И фаблио, и фарсы бытовали рядом с более высокими жанрами: фаблио — как противовес куртуазным лэ, средневековым рассказам и романам о высокой рыцарской любви; фарсы же были своеобразной изнанкой моралите и мистерий, которые строились на аллегорических или религиозных сюжетах. Главным в фаблио и фарсах был повседневный быт в его смешных и пародийных аспектах. Пародия — в Средние века это происходило так же, как происходит и сегодня, — всегда была движущей силой в создании новых жанров; с пародирования, с маргинальных, то есть окраинных, литературных жанров нередко начинается существование значительных явлений в культуре.

Фаблио и фарсы пародировали куртуазную и клерикальную литературу. Место высокой и трепетной страсти занимал низкий адюльтер, но строился он по законам, уже отработанным куртуазной любовью; религиозность и церковная обрядность высмеивалась в многочисленных образах монахов или попов, блудливых, плутоватых и трусливых. В отличие от высоких жанров литературы, героями которых становились представители высшей знати, дворянства и духовенства, герои фаблио и фарсов — рядовые люди, а то и представители «дна» — нищие, воры, гулящие девицы.

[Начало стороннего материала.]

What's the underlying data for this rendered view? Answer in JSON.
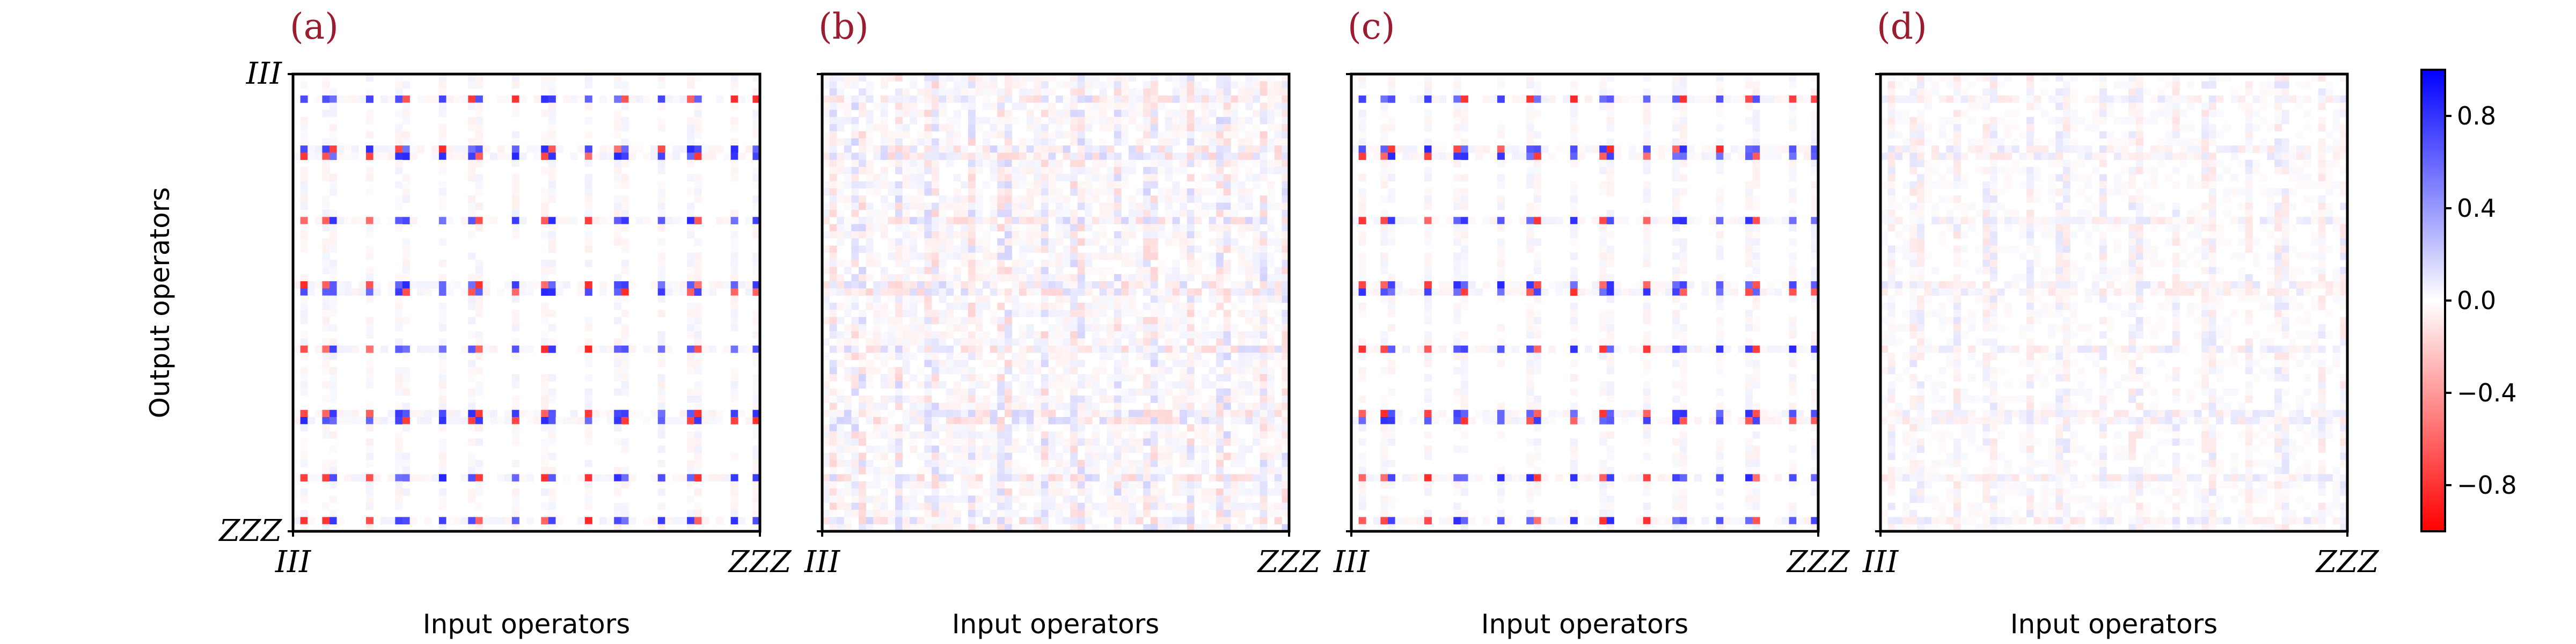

Анонимные поэты, находящиеся в гуще жизни, чутко улавливали веяния времени, рассказывая и показывая слушателям и зрителям то, что было им близко, что было самой непосредственной реальностью. В этой реальности пылкая страсть нередко превращалась в заурядную интрижку, а глупость и хитрость, плутовство и равнодушие становились не просто театральными масками, а теми качествами, которые высмеивались и тем самым осуждались.

Рядом и параллельно с фарсами бытовал еще один вид «малой» драматургии — французские соти, в которых отражалась и подвергалась сатирической издевке прежде всего социальная и политическая действительность. Фарсы же целиком погружены в повседневность; в театре они иногда начинались прямо в зале, среди зрителей, — этим стиралась грань между сценой и зрительным залом. Реальная жизнь и театральное действие сливались воедино. Слушатели фаблио и зрители фарсов могли сказать одновременно и про себя, и про своих любимых героев: «Мы все такие!»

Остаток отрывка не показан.